The NEXTDC Ltd (ASX: NXT) share price is trading lower following the release of its annual general meeting update.
At the time of writing, the data centre operator's shares are down 0.5% to $12.55.
This appears to have been driven by weakness in the tech sector today, which offset any positives from its update.
What was said at the annual general meeting?
At the annual general meeting, management spoke about its performance in FY 2021 and its expectations for the future.
In respect to the latter, the company revealed that it continues to look at its opportunities in the Asia market.
NEXTDC's CEO, Craig Scroggie, commented: "Travelling across Asia has proven to be challenging during COVID-19. With travel starting to return for the vaccinated, our team is now actively reviewing expansion opportunities in the world's fastest growing regions. A major priority is securing land in key markets that will drive our next decade of digital growth in Asia."
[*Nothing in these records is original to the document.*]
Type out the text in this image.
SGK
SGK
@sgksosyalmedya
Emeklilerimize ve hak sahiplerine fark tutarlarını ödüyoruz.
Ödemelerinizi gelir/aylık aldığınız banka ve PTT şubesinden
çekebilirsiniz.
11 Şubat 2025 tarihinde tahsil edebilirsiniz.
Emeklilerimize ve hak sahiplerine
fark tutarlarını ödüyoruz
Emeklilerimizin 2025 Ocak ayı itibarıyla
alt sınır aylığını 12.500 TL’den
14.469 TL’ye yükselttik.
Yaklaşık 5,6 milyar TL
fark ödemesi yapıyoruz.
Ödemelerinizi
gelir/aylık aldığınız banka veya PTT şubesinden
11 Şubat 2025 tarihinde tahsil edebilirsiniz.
"Like all activities the Company undertakes, we view these opportunities as transformative in nature and remind ourselves that people frequently overestimate what they can achieve in one year and underestimate what can be built in a decade," he added.
Data is the new oil
Management also spoke about the increasing importance of data, referring to it as the new oil.
Mr Scroggie said: "Data is the world's most valuable commodity, playing a core role at the heart of commerce, government and community. Its rise is best demonstrated by the outstanding success of companies like Amazon, Netflix, Google, Microsoft, Apple and Atlassian to name a few. We can be sure there will also be new start-ups and innovations that will rise as rapidly as these front-runners. The beauty of building an infrastructure platform with the geo-diversity and scalability that we have is that it caters to all."
This could bode well for demand for NEXTDC's data centres in the future.
FY 2022 guidance update
At the event, NEXTDC also provided an update on how it is performing in relation to its guidance for FY 2022.
Positively, the company is on track to achieve its guidance this year. It has reaffirmed:
- Data centre services revenue in the range of $285 million to $295 million (16% to 20% growth)
- Underlying EBITDA in the range of $160 million to $165 million (19% to 23% growth)
- Capital expenditure in the range of $480 million to $540 million
Management notes that this is being driven by strong growth in recurring data centre services revenue, underpinned by long-term customer contracts.